Cette combien jolie brise marine m’a fait me rappeler et (heureux crapaud!) retrouver cette citation de Jean Rouaud dans son magnifique roman LE MONDE À PEU PRÈS. La voici, comme si elle souhaitait préciser le chant des matelots…


« Avec cette autre conséquence que les lois élémentaires de la physique s’en trouvent modifiées. Ainsi, le son dans l’univers du myope voyage plus vite que la lumière. C’est à la voix, non au regard, que vous comprenez qu’on s’adresse à vous. C’est la rumeur d’un moteur plus que l’apparition au dernier moment d’une automobile qui vous retient de traverser une rue. Les œillades vous laissent de marbre, une parole caressante vous émeut jusqu’aux larmes. Les rides atténuent et, comme un timbre de voix conserve longtemps son grain de jeunesse, il ne vous apparaît pas que le monde autour de vous soit aussi sensible au vieillissement qu’on le dit.»


Pourquoi ne pas rester un instant avec ce Rouaud? Est-il toujours vendeur de journaux dans un kiosque à Paris? Celui qui écrivait : «Tout n’est pas rose dans la vie d’un saule pleureur.»

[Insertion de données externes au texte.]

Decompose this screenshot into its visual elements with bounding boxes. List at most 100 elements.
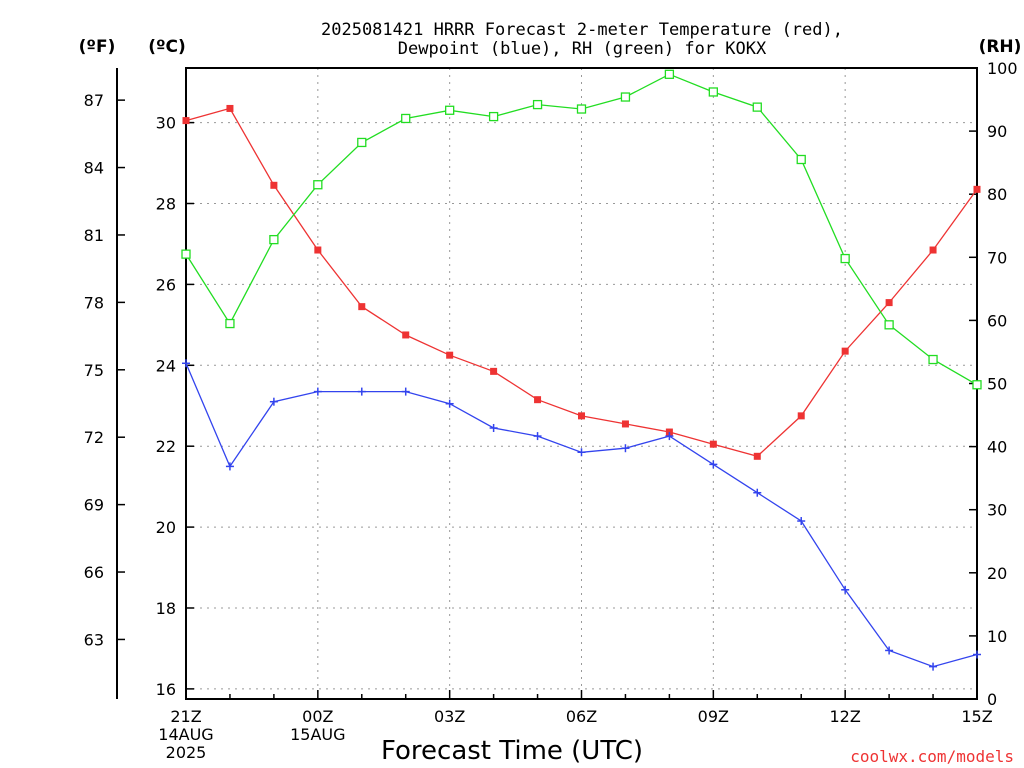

Le Goncourt (Les champs d’honneur) en 1990 nous le fait découvrir. Voici d’autres passages retenus par le crapaud.


. Les pensées de plus en plus embrouillées, entièrement tendues, vers le prochain assaut, vous faisiez semblant de réfléchir en regardant à travers les larges fenêtres derrière lesquelles de grands oiseaux blancs aux ailes argentées planaient insouciants et libres, jouaient dans le vent, poussaient de petits cris excités, surfaient sur les courants d’air, s’élevaient à la faveur d’un flux ascendant, s’immobilisaient soudain, plumes vibrantes en équilibre sur le fond bleu du ciel, puis, l’aile inclinée, partaient en glissade avant de disparaître du cadre de la fenêtre, laissant le grand ciel profond sans solution.


. Pour l’heure, cette façon d’enfoncer supérieurement les portes ouvertes, c’est tout ce que vous avez trouvé pour faire passer que ces choses qui arrivent, eh bien, elles vous sont à vous arrivées, enfin pas directement à vous, sinon vous ne seriez pas là pour témoigner, mais à un proche, tellement proche, si peu démêlable de vous-même que vous laissez entendre qu’une partie de vous s’en est allée aussi. Et, bien que vous en repoussiez farouchement l’idée, c’est votre pauvre façon de quémander de la pitié.


. Comme s’il avait passé une vie de repérages dans l’intention de nous baliser le chemin.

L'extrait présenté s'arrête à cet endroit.